Les charognards sont là, la mort ne vient pas seule.
J’ai la connerie humaine comme oraison funèbre,
le regard des curieux comme unique linceul.
C’est bien fait pour ta gueule,
tu n’es qu’un p’tit salaud,
on port’ra pas le deuil,
c’est bien fait pour ta peau.
Le boulanger du coin a quitté ses fourneaux
pour s’en venir cracher sur mon corps déjà froid.
Il dit : J’suis pas raciste, mais quand même, les bicots,
chaque fois qu’y a un sale coup, ben y faut qu’y z’en soient.
Moi monsieur, j’vous signale que j’ai fait l’Indochine,
dit un ancien para à quelques arrivistes,
ces mecs c’est d’la racaille, c’est pire que les Viêt-minh,
faut les descendre d’abord et discuter ensuite.
C’est bien fait pour ta gueule,
tu n’es qu’un p’tit salaud,
on port’ra pas le deuil,
c’est bien fait pour ta peau.
Les zonards qui sont là vont s’faire lyncher sûrement,
s’ils continuent à dire que les flics assassinent,
qu’on est un être humain même si on est truand
et que ma mise à mort n’a rien de légitime.
Et s’ils prenaient ta mère comme otage, ou ton frère ?
dit un père béret basque à un jeune blouson d’cuir.
Et si c’était ton fils qu’était couché par terre,
le nez dans sa misère ? répond l’jeune pour finir.
C’est bien fait pour ta gueule,
tu n’es qu’un p’tit salaud,
on port’ra pas le deuil,
c’est bien fait pour ta peau.
Et monsieur blanc-cassis continue son délire,
convaincu que déjà mon âme est chez le diable,
que ma mort fut trop douce, que je méritais pire.
J’espère bien qu’en enfer je r’trouverai ces minables.
Je suis pas un héros, j’ai eu c’que j’méritais,
je ne suis pas à plaindre, j’ai presque de la chance,
quand je pense à mon pote qui, lui, n’est que blessé
et va finir ses jours à l’ombre d’une potence !

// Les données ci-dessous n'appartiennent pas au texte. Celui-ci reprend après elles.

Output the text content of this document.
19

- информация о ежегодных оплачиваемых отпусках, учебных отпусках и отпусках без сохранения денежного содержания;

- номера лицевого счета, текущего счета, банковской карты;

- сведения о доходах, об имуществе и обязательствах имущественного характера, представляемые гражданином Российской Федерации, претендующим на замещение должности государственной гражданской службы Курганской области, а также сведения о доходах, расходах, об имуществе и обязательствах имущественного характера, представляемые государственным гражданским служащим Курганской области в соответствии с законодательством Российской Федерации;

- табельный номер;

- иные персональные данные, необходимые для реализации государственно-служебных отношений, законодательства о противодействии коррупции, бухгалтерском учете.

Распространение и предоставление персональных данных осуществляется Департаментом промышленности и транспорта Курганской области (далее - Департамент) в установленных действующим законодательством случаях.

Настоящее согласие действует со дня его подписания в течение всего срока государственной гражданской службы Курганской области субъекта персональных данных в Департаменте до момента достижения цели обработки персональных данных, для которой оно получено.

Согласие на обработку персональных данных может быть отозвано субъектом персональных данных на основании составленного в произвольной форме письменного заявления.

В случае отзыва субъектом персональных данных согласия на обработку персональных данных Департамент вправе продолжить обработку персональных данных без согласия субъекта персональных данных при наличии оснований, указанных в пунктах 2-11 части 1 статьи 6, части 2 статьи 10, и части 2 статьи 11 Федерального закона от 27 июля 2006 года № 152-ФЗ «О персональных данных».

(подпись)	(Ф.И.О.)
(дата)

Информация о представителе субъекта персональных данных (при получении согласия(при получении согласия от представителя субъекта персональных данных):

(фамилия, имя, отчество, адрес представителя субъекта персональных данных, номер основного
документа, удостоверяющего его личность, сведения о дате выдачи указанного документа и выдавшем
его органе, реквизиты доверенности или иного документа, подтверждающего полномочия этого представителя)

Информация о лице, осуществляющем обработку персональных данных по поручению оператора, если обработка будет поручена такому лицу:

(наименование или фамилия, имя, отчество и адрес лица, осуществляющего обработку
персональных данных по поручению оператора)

C’est bien fait pour sa gueule,
ce n’est qu’un p’tit salaud,
on port’ra pas le deuil,
c’est bien fait pour sa peau.
Elle n’a pas dix-sept ans cette fille qui pleure
en pensant qu’à ses pieds il y a un homme mort.
Qu’il soit flic ou truand, elle s’en fout, sa pudeur.
Comme ses quelques larmes me réchauffent le corps.
Il y a beaucoup de monde dans la rue Pierre-Charron.
Il est deux heures du mat’, mon sang coule au ruisseau.
C’est le sang d’un voyou qui rêvait de millions.
J’ai des millions d’étoiles au fond de mon caveau,
J’ai des millions d’étoiles au fond de mon caveau.